Power of faecal pellet count and camera trapping indices to monitor mammalian herbivore activity

Abstract

Context Monitoring spatial and temporal change in relative abundance using statistically powerful designs is a critical aspect of wildlife management. Many indices of relative abundance are available, but information regarding their influence on statistical power is limited. Aims We compared the statistical power associated with occurrence-based and frequency-based indices derived from faecal pellet counts and camera trapping to detect changes in the activity of five mammalian herbivores. Methods We deployed camera traps and counted faecal pellets in native vegetation subjected to four management treatments in south-eastern Australia. We used simulation coupled with generalised linear mixed models to investigate the statistical power associated with a range of effect sizes for each combination of species, survey method and data type. Key results The index derived from camera frequency data provided the greatest statistical power to detect species’ responses and was the only index capable of detecting small effect sizes with high power. The occurrence index from camera trapping did not provide the same level of statistical power. Indices derived from faecal pellet frequency data also detected spatial and temporal changes in activity levels for some species, but large numbers of plots were required to detect medium to large effect sizes.
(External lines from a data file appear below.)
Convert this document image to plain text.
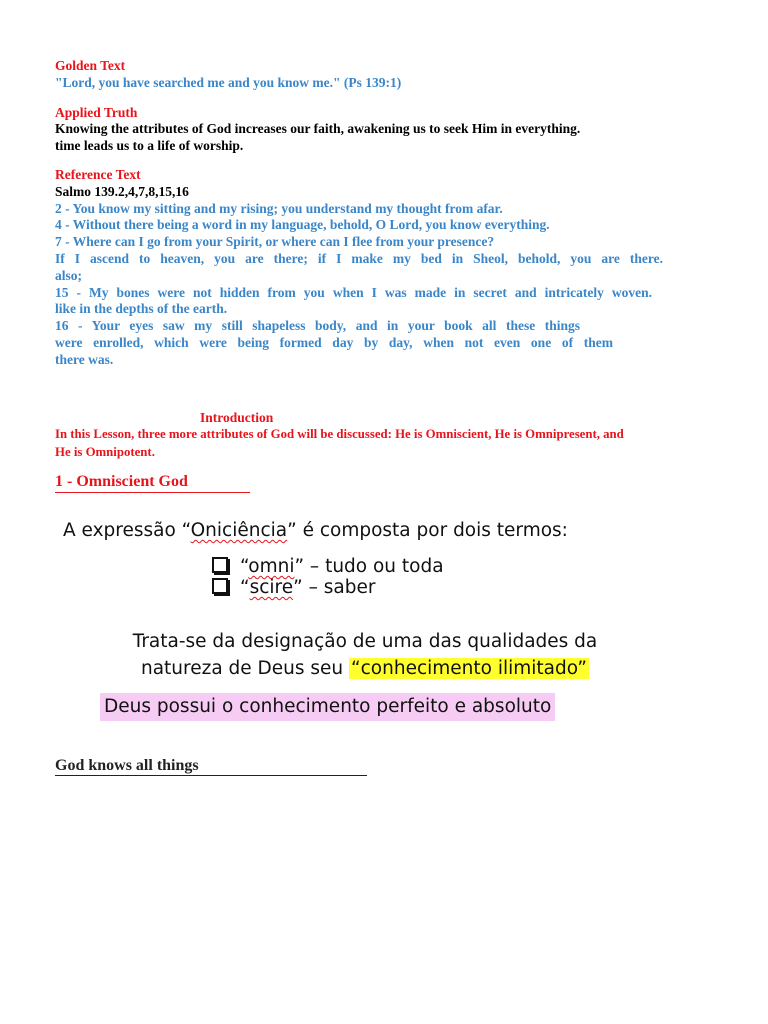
Golden Text
"Lord, you have searched me and you know me." (Ps 139:1)
Applied Truth
Knowing the attributes of God increases our faith, awakening us to seek Him in everything.
time leads us to a life of worship.
Reference Text
Salmo 139.2,4,7,8,15,16
2 - You know my sitting and my rising; you understand my thought from afar.
4 - Without there being a word in my language, behold, O Lord, you know everything.
7 - Where can I go from your Spirit, or where can I flee from your presence?
If I ascend to heaven, you are there; if I make my bed in Sheol, behold, you are there.
also;
15 - My bones were not hidden from you when I was made in secret and intricately woven.
like in the depths of the earth.
16 - Your eyes saw my still shapeless body, and in your book all these things
were enrolled, which were being formed day by day, when not even one of them
there was.
Introduction
In this Lesson, three more attributes of God will be discussed: He is Omniscient, He is Omnipresent, and
He is Omnipotent.
1 - Omniscient God
A expressão “Oniciência” é composta por dois termos:
“omni” – tudo ou toda
“scire” – saber
Trata-se da designação de uma das qualidades da
natureza de Deus seu “conhecimento ilimitado”
Deus possui o conhecimento perfeito e absoluto
God knows all things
High power to detect medium to large effects could be achieved using occurrence indices derived from pellet presence–absence data, but required larger sample sizes compared to the camera frequency index. Conclusions Both camera trapping and pellet counts can be applied to simultaneously monitor the activity of multiple mammalian herbivore species with differing activity patterns, behaviour, body size and densities, in open and closed habitat. However, using frequency indices derived from camera trapping may improve management outcomes by maximising the statistical power of monitoring programs to detect changes in abundance and habitat use. Implications Frequency indices derived from camera trapping are expected to provide the most efficient method to detect changes in abundance. Where the use of cameras is cost prohibitive, occurrence indices derived from pellet presence–absence data can be used to detect medium to large effect sizes with high power. Nonetheless, the cost-effectiveness of camera trapping will improve as equipment costs are reduced and advances in automated image recognition and processing software are made.